Troisième péché : le non recours au référendum. Quiconque a suivi la campagne présidentielle s’est rendu compte que le mariage et l’adoption par les couples homosexuels n’étaient pas les propositions principales des candidats à l’élection présidentielle. L’idée que, parce que c’était écrit dans le programme de François Hollande, cette proposition a été acceptée par les Français, est une position dangereuse pour les socialistes eux-mêmes. Je ne ferai pas d’injure à rappeler toutes les promesses bien écrites dans le programme présidentiel et non respectées… Comment accepter que, si cette réforme est une réforme de civilisation, comme le dit Madame Taubira, et qu’elle est irréversible, ce ne soit pas le peuple souverain par le référendum qui décide dans quelle société il veut évoluer ?

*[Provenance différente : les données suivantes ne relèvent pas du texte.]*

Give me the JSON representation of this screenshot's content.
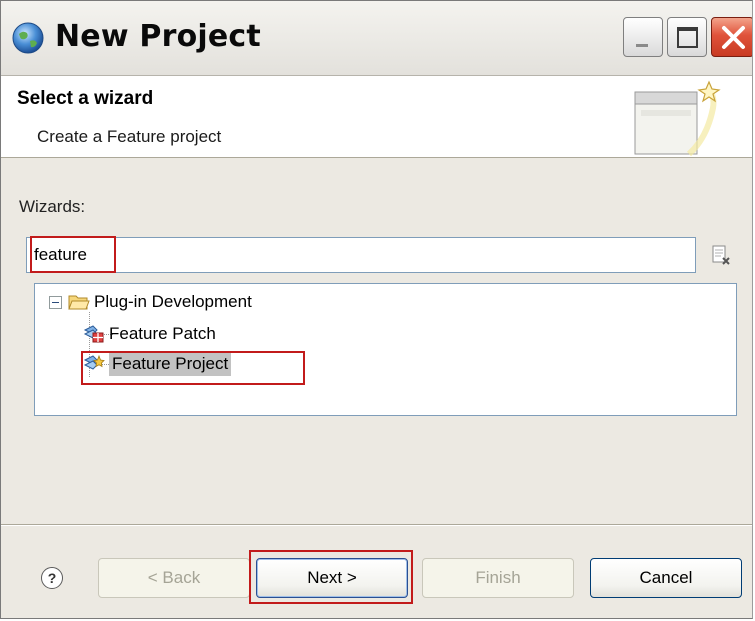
{
  "window": {
    "title": "New Project",
    "controls": [
      "minimize",
      "maximize",
      "close"
    ]
  },
  "header": {
    "title": "Select a wizard",
    "description": "Create a Feature project"
  },
  "wizards": {
    "label": "Wizards:",
    "filter_value": "feature",
    "clear_icon": "clear-filter-icon"
  },
  "tree": {
    "root": {
      "label": "Plug-in Development",
      "expanded": true,
      "icon": "folder-open-icon"
    },
    "children": [
      {
        "label": "Feature Patch",
        "icon": "feature-patch-icon",
        "selected": false
      },
      {
        "label": "Feature Project",
        "icon": "feature-project-icon",
        "selected": true
      }
    ]
  },
  "footer": {
    "help": "?",
    "back_label": "< Back",
    "next_label": "Next >",
    "finish_label": "Finish",
    "cancel_label": "Cancel",
    "back_enabled": false,
    "finish_enabled": false
  },
  "colors": {
    "dialog_bg": "#ece9e2",
    "highlight_box": "#c21b1b",
    "selection": "#c2c2c2",
    "close_button": "#d94a33"
  }
}
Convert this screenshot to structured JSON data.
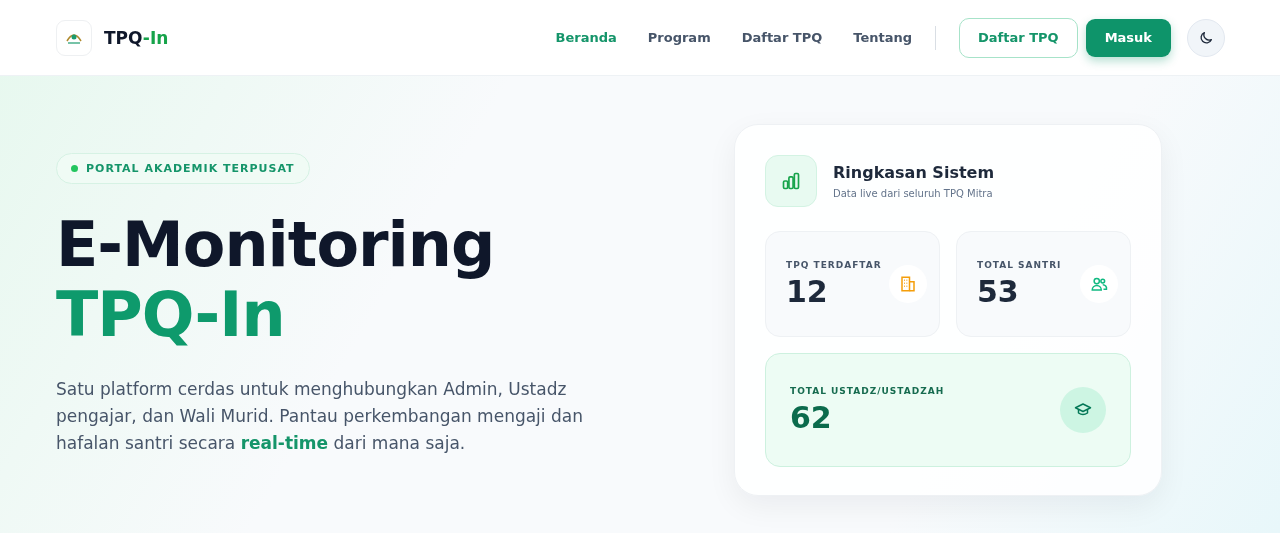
{
  "header": {
    "brand_main": "TPQ",
    "brand_accent": "-In",
    "nav": [
      {
        "label": "Beranda",
        "selected": true
      },
      {
        "label": "Program",
        "selected": false
      },
      {
        "label": "Daftar TPQ",
        "selected": false
      },
      {
        "label": "Tentang",
        "selected": false
      }
    ],
    "register_button": "Daftar TPQ",
    "login_button": "Masuk"
  },
  "hero": {
    "badge": "PORTAL AKADEMIK TERPUSAT",
    "title_line_1": "E-Monitoring",
    "title_line_2": "TPQ-In",
    "description": "Satu platform cerdas untuk menghubungkan Admin, Ustadz pengajar, dan Wali Murid. Pantau perkembangan mengaji dan hafalan santri secara **real-time** dari mana saja."
  },
  "summary": {
    "title": "Ringkasan Sistem",
    "subtitle": "Data live dari seluruh TPQ Mitra",
    "stats": [
      {
        "kind": "small",
        "label": "TPQ TERDAFTAR",
        "value": "12"
      },
      {
        "kind": "small",
        "label": "TOTAL SANTRI",
        "value": "53"
      },
      {
        "kind": "wide",
        "label": "TOTAL USTADZ/USTADZAH",
        "value": "62"
      }
    ]
  }
}
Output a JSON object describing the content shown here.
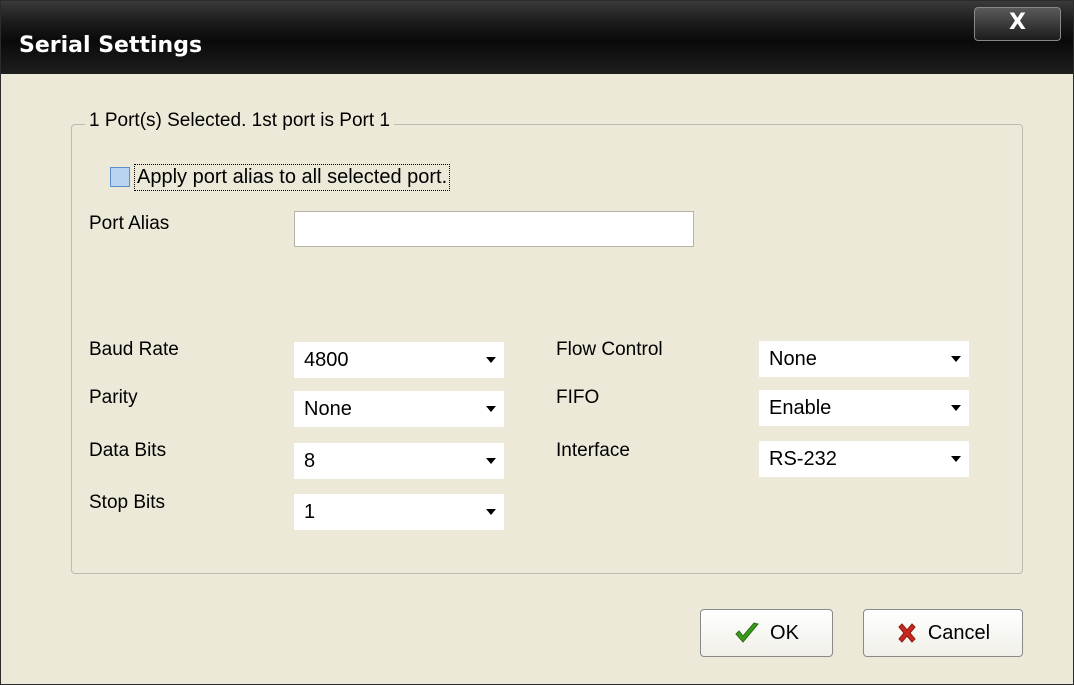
{
  "window": {
    "title": "Serial Settings",
    "close_label": "X"
  },
  "group": {
    "title": "1 Port(s) Selected. 1st port is Port 1",
    "apply_alias_label": "Apply port alias to all selected port.",
    "port_alias_label": "Port Alias",
    "port_alias_value": ""
  },
  "fields": {
    "baud_rate": {
      "label": "Baud Rate",
      "value": "4800"
    },
    "parity": {
      "label": "Parity",
      "value": "None"
    },
    "data_bits": {
      "label": "Data Bits",
      "value": "8"
    },
    "stop_bits": {
      "label": "Stop Bits",
      "value": "1"
    },
    "flow_control": {
      "label": "Flow Control",
      "value": "None"
    },
    "fifo": {
      "label": "FIFO",
      "value": "Enable"
    },
    "interface": {
      "label": "Interface",
      "value": "RS-232"
    }
  },
  "buttons": {
    "ok_label": "OK",
    "cancel_label": "Cancel"
  },
  "icons": {
    "ok": "checkmark-icon",
    "cancel": "red-x-icon"
  },
  "colors": {
    "checkmark": "#3a9a1a",
    "cancel_x": "#c8281e",
    "checkbox_fill": "#b8d4f0"
  }
}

Quatrième péché : la procréation médicalement assistée (PMA) et la gestation pour autrui (GPA). En évoquant plusieurs fois son souhait d’ouvrir la PMA aux couples homosexuels, le Gouvernement a ouvert la boîte de pandore de la marchandisation du corps et remplacé le désir de l’enfant par un désir d’enfant. En justifiant que la PMA existe déjà pour les couples hétérosexuels, et qu’il doit donc exister, par souci d’égalité, pour les couples homosexuels, les socialistes nient la différence fondamentale, qui consiste pour un procédé scientifique, non pas de changer la nature de la biologie, mais bien de la remplacer lorsque celle-ci est défaillante.  Comment refuser la GPA lorsque les couples homosexuels hommes diront légitimement qu’ils ne peuvent pas bénéficier, pour des raisons biologiques évidentes, de la PMA. Enfin quelle maladresse, au minimum (!), de la Garde des Sceaux, de prendre en plein débat sur ce texte une circulaire sur la GPA.

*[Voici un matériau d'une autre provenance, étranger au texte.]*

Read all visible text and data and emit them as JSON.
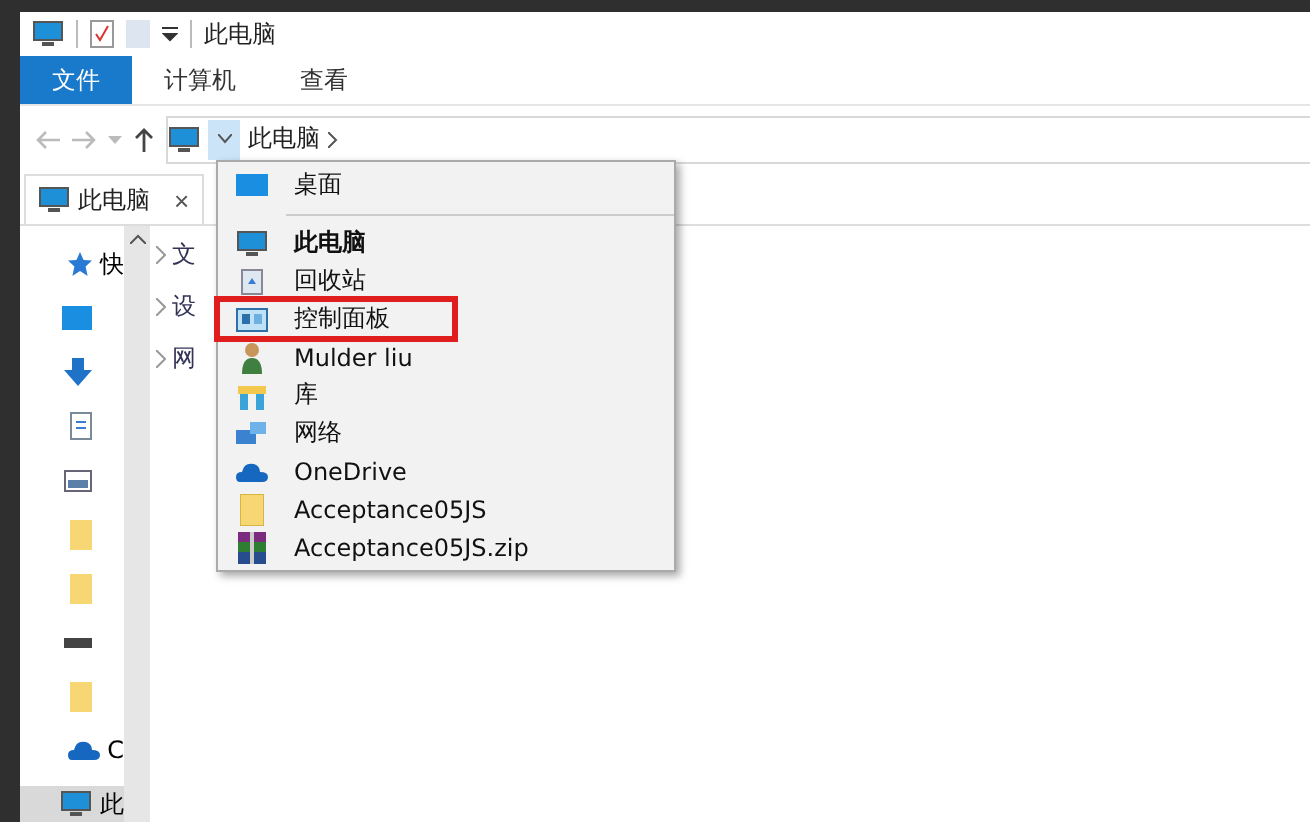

Cinquième péché : le décalage avec l’électorat. François Hollande a obtenu une majorité parmi les électeurs des classes populaires et ouvrières, qui en plus d’être hostiles à ce texte, considèrent que ce n’est pas pour cette raison qu’ils lui ont accordé leur vote.  Le vote populaire pour François Hollande a été un vote pour le changement économique, l’emploi, mais aussi pour des questions de renforcement d’effectifs de police et de politiques plus justes. Les musulmans, qui à plus de 90% selon certains sondages, ont voté pour la gauche, se sentent aujourd’hui humiliés d’avoir voté pour un Président de la République, qui n’a pour seule réforme que de permettre aux couples homosexuels de se marier et d’adopter des enfants. Seul l’électorat  « bobo » des centres villes se satisfait de ce projet. Les classes populaires, elles, se sentent flouées.

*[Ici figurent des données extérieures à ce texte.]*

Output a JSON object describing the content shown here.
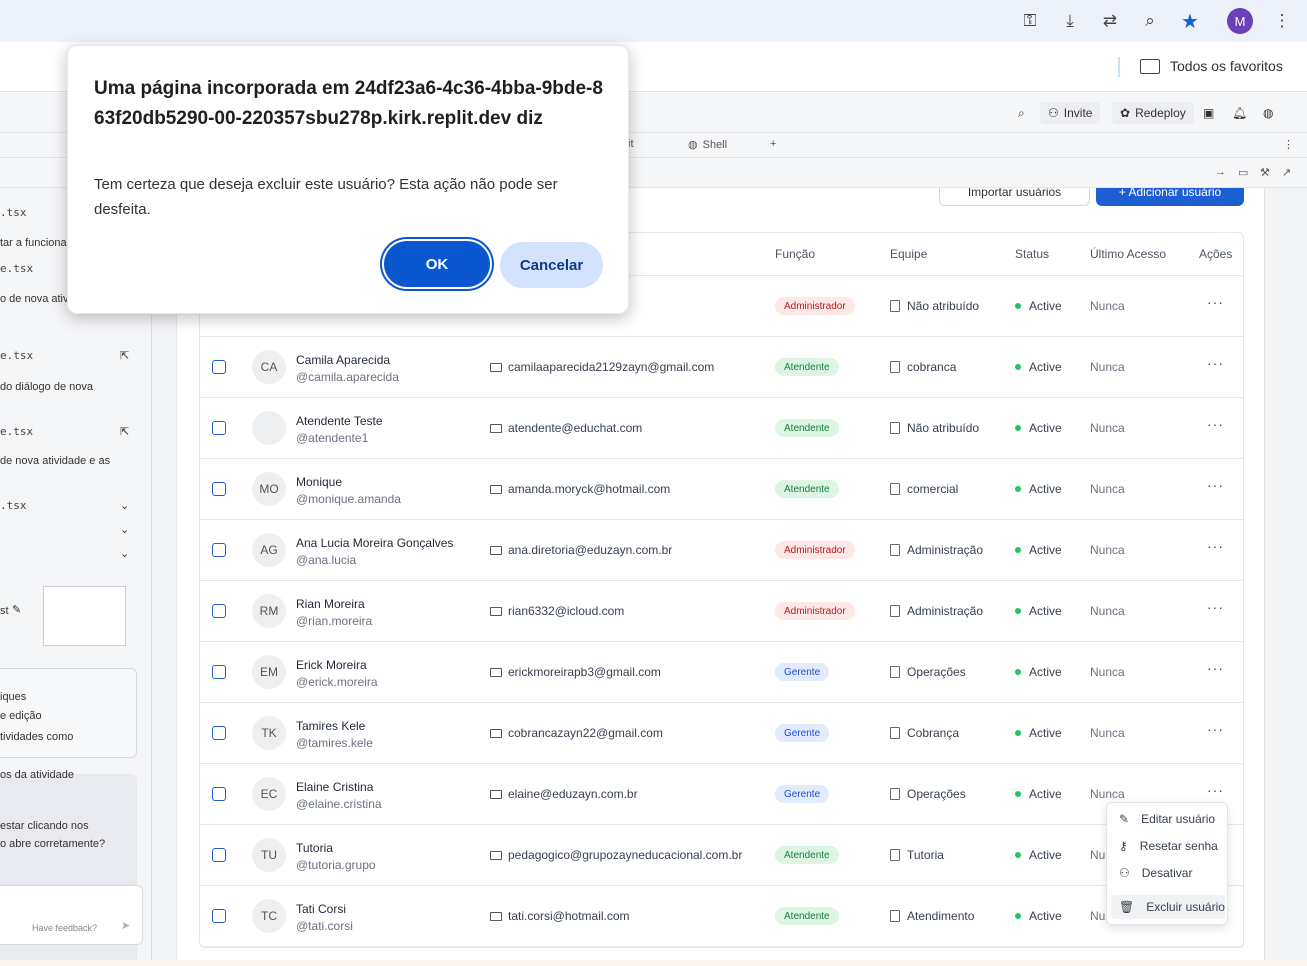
{
  "browser": {
    "icons": [
      "key-icon",
      "install-icon",
      "translate-icon",
      "zoom-icon",
      "bookmark-star-icon"
    ],
    "profile_initial": "M",
    "bookmarks_all": "Todos os favoritos"
  },
  "replit": {
    "invite": "Invite",
    "redeploy": "Redeploy",
    "tabs": [
      "it",
      "Shell",
      "+"
    ],
    "left_panel": {
      "files": [
        ".tsx",
        "e.tsx",
        "e.tsx",
        "e.tsx",
        ".tsx"
      ],
      "snippets": [
        "tar a funciona",
        "o de nova ativ",
        "do diálogo de nova",
        "de nova atividade e as"
      ],
      "checkpoint": "st",
      "notes": [
        "iques",
        "e edição",
        "tividades como",
        "os da atividade",
        "estar clicando nos",
        "o abre corretamente?"
      ],
      "feedback_placeholder": "Have feedback?"
    }
  },
  "users_page": {
    "import_button": "Importar usuários",
    "add_button": "+ Adicionar usuário",
    "columns": {
      "role": "Função",
      "team": "Equipe",
      "status": "Status",
      "last_access": "Último Acesso",
      "actions": "Ações"
    },
    "rows": [
      {
        "initials": "",
        "name": "",
        "handle": "",
        "email": "",
        "role": "Administrador",
        "role_kind": "admin",
        "team": "Não atribuído",
        "status": "Active",
        "last": "Nunca"
      },
      {
        "initials": "CA",
        "name": "Camila Aparecida",
        "handle": "@camila.aparecida",
        "email": "camilaaparecida2129zayn@gmail.com",
        "role": "Atendente",
        "role_kind": "atend",
        "team": "cobranca",
        "status": "Active",
        "last": "Nunca"
      },
      {
        "initials": "",
        "name": "Atendente Teste",
        "handle": "@atendente1",
        "email": "atendente@educhat.com",
        "role": "Atendente",
        "role_kind": "atend",
        "team": "Não atribuído",
        "status": "Active",
        "last": "Nunca"
      },
      {
        "initials": "MO",
        "name": "Monique",
        "handle": "@monique.amanda",
        "email": "amanda.moryck@hotmail.com",
        "role": "Atendente",
        "role_kind": "atend",
        "team": "comercial",
        "status": "Active",
        "last": "Nunca"
      },
      {
        "initials": "AG",
        "name": "Ana Lucia Moreira Gonçalves",
        "handle": "@ana.lucia",
        "email": "ana.diretoria@eduzayn.com.br",
        "role": "Administrador",
        "role_kind": "admin",
        "team": "Administração",
        "status": "Active",
        "last": "Nunca"
      },
      {
        "initials": "RM",
        "name": "Rian Moreira",
        "handle": "@rian.moreira",
        "email": "rian6332@icloud.com",
        "role": "Administrador",
        "role_kind": "admin",
        "team": "Administração",
        "status": "Active",
        "last": "Nunca"
      },
      {
        "initials": "EM",
        "name": "Erick Moreira",
        "handle": "@erick.moreira",
        "email": "erickmoreirapb3@gmail.com",
        "role": "Gerente",
        "role_kind": "ger",
        "team": "Operações",
        "status": "Active",
        "last": "Nunca"
      },
      {
        "initials": "TK",
        "name": "Tamires Kele",
        "handle": "@tamires.kele",
        "email": "cobrancazayn22@gmail.com",
        "role": "Gerente",
        "role_kind": "ger",
        "team": "Cobrança",
        "status": "Active",
        "last": "Nunca"
      },
      {
        "initials": "EC",
        "name": "Elaine Cristina",
        "handle": "@elaine.cristina",
        "email": "elaine@eduzayn.com.br",
        "role": "Gerente",
        "role_kind": "ger",
        "team": "Operações",
        "status": "Active",
        "last": "Nunca"
      },
      {
        "initials": "TU",
        "name": "Tutoria",
        "handle": "@tutoria.grupo",
        "email": "pedagogico@grupozayneducacional.com.br",
        "role": "Atendente",
        "role_kind": "atend",
        "team": "Tutoria",
        "status": "Active",
        "last": "Nun"
      },
      {
        "initials": "TC",
        "name": "Tati Corsi",
        "handle": "@tati.corsi",
        "email": "tati.corsi@hotmail.com",
        "role": "Atendente",
        "role_kind": "atend",
        "team": "Atendimento",
        "status": "Active",
        "last": "Nun"
      }
    ],
    "context_menu": {
      "edit": "Editar usuário",
      "reset": "Resetar senha",
      "deactivate": "Desativar",
      "delete": "Excluir usuário"
    }
  },
  "dialog": {
    "title": "Uma página incorporada em 24df23a6-4c36-4bba-9bde-863f20db5290-00-220357sbu278p.kirk.replit.dev diz",
    "message": "Tem certeza que deseja excluir este usuário? Esta ação não pode ser desfeita.",
    "ok": "OK",
    "cancel": "Cancelar"
  }
}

Sixième péché : l’accélération du calendrier. En avançant d’un mois le débat sur le Projet de Loi sur le mariage et l’adoption par les couples homosexuels, le Gouvernement et la majorité socialiste font preuve d’un amateurisme évident et laissent transparaître leur panique et leur fébrilité face à l’opposition croissante à ce Projet de Loi. Ils cherchent, encore une fois, à passer en force tout en reniant les droits de l’opposition et en espérant que les manifestations cesseront à la suite de l’adoption de cette réforme.  Depuis plusieurs mois, le Gouvernement est sourd aux réclamations du peuple, aujourd’hui, il souhaite le bâillonner.

Septième péché : le non-respect des opposants. Si la bataille des chiffres entre les organisateurs et la préfecture de police est un sujet récurrent lors des manifestations, personne ne peut nier que la mobilisation des opposants au mariage et à l’adoption par les couples homosexuels ne s’essouffle pas, bien au contraire. Les dizaines de manifestations nationales et régionales organisées depuis la tenue des débats au Parlement sont la preuve de l’opposition ferme d’une partie de la population à cette réforme et du clivage qu’elle crée au sein du peuple français. L’attitude de la Majorité, qui tente de faire passer les opposants pour des radicaux d’extrême droite – même si, comme dans toutes les manifestations il y a toujours des extrémistes que je condamne – est indigne et remet en cause le principe, pourtant si cher aux socialistes, du droit à manifester.